Strategy : A History envisage ainsi chacun des penseurs et leurs théories à la fois sous un angle biographique (permettant de restituer leurs évolutions éventuelles, ce qui est loin d’être toujours le cas) et également en soulignant l’écart entre théorie et pratique. En ce sens, Freedman fait œuvre salutaire car il met à bas un certain nombre de mythes qui participent d’ailleurs pleinement de la pensée et de l’action stratégiques. Qu’il s’agisse du rôle et des effets très relatifs de la guérilla ou des stratégies de coercition, des raisons particulières expliquant le succès de Lénine en 1917 en Russie ou bien des errements du mouvement radical américain à la fin des années 1960, le livre répond ainsi à la question du poids respectif de la stratégie et des facteurs contingents dans les déroulements et les conséquences d’une action. S’il ne néglige pas l’apport de la première (s’inscrivant ainsi dans la lignée de Clausewitz qui fait découler de l’existence de frictions la nécessité d’une planification soigneuse), il montre que les seconds l’emportent largement. Au final, c’est non pas à une relativisation de la pensée stratégique que l’auteur invite mais à sa relecture de manière à faire adhérer celle-ci aux conditions sociopolitiques et culturelles.
Si l’ouvrage est sans conteste l’un des meilleurs et des plus complets sur le sujet, il n’en reste pas moins que son accès demande un certain souffle.

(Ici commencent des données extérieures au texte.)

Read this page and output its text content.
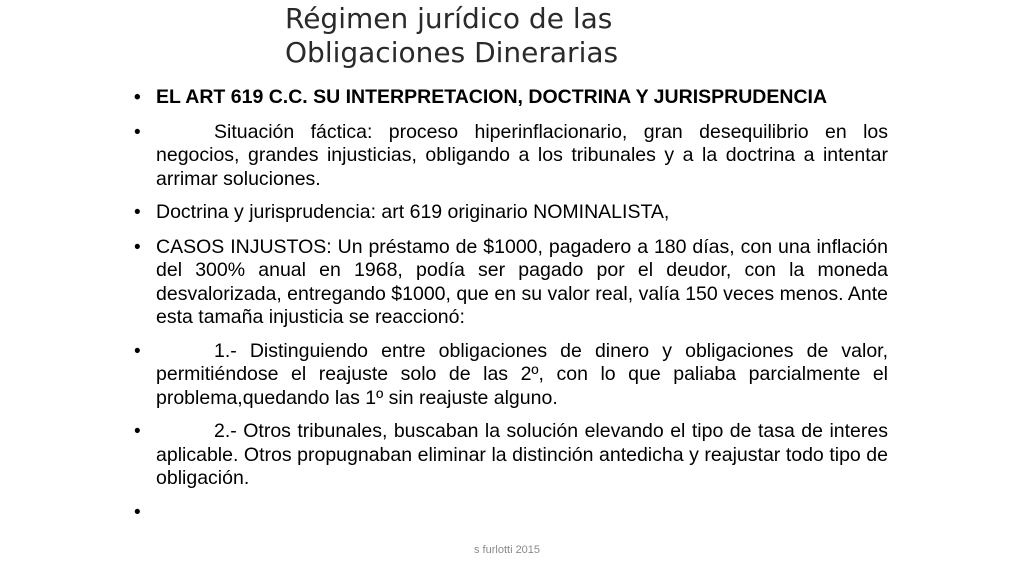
Régimen jurídico de las
Obligaciones Dinerarias
• EL ART 619 C.C. SU INTERPRETACION, DOCTRINA Y JURISPRUDENCIA
•	Situación fáctica: proceso hiperinflacionario, gran desequilibrio en los negocios, grandes injusticias, obligando a los tribunales y a la doctrina a intentar arrimar soluciones.
• Doctrina y jurisprudencia: art 619 originario NOMINALISTA,
• CASOS INJUSTOS: Un préstamo de $1000, pagadero a 180 días, con una inflación del 300% anual en 1968, podía ser pagado por el deudor, con la moneda desvalorizada, entregando $1000, que en su valor real, valía 150 veces menos. Ante esta tamaña injusticia se reaccionó:
•	1.- Distinguiendo entre obligaciones de dinero y obligaciones de valor, permitiéndose el reajuste solo de las 2º, con lo que paliaba parcialmente el problema,quedando las 1º sin reajuste alguno.
•	2.- Otros tribunales, buscaban la solución elevando el tipo de tasa de interes aplicable. Otros propugnaban eliminar la distinción antedicha y reajustar todo tipo de obligación.
•
s furlotti 2015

A cet égard, son utilisation en tant que manuel est pertinente, à condition de s’en tenir aux différents fils conducteurs évoqués plus haut, et que Freedman ne manque pas de rappeler régulièrement. Car c’est certainement sa plus grande force : sa capacité à faire le lien entre des thèmes et des domaines de recherche rarement évoqués ensemble. A ce titre, si on peut regretter parfois l’épaisseur de l’ouvrage, on ne peut que louer la pédagogie avec laquelle sont mises en lumière certaines des interrogations fondamentales en sciences sociales et politiques.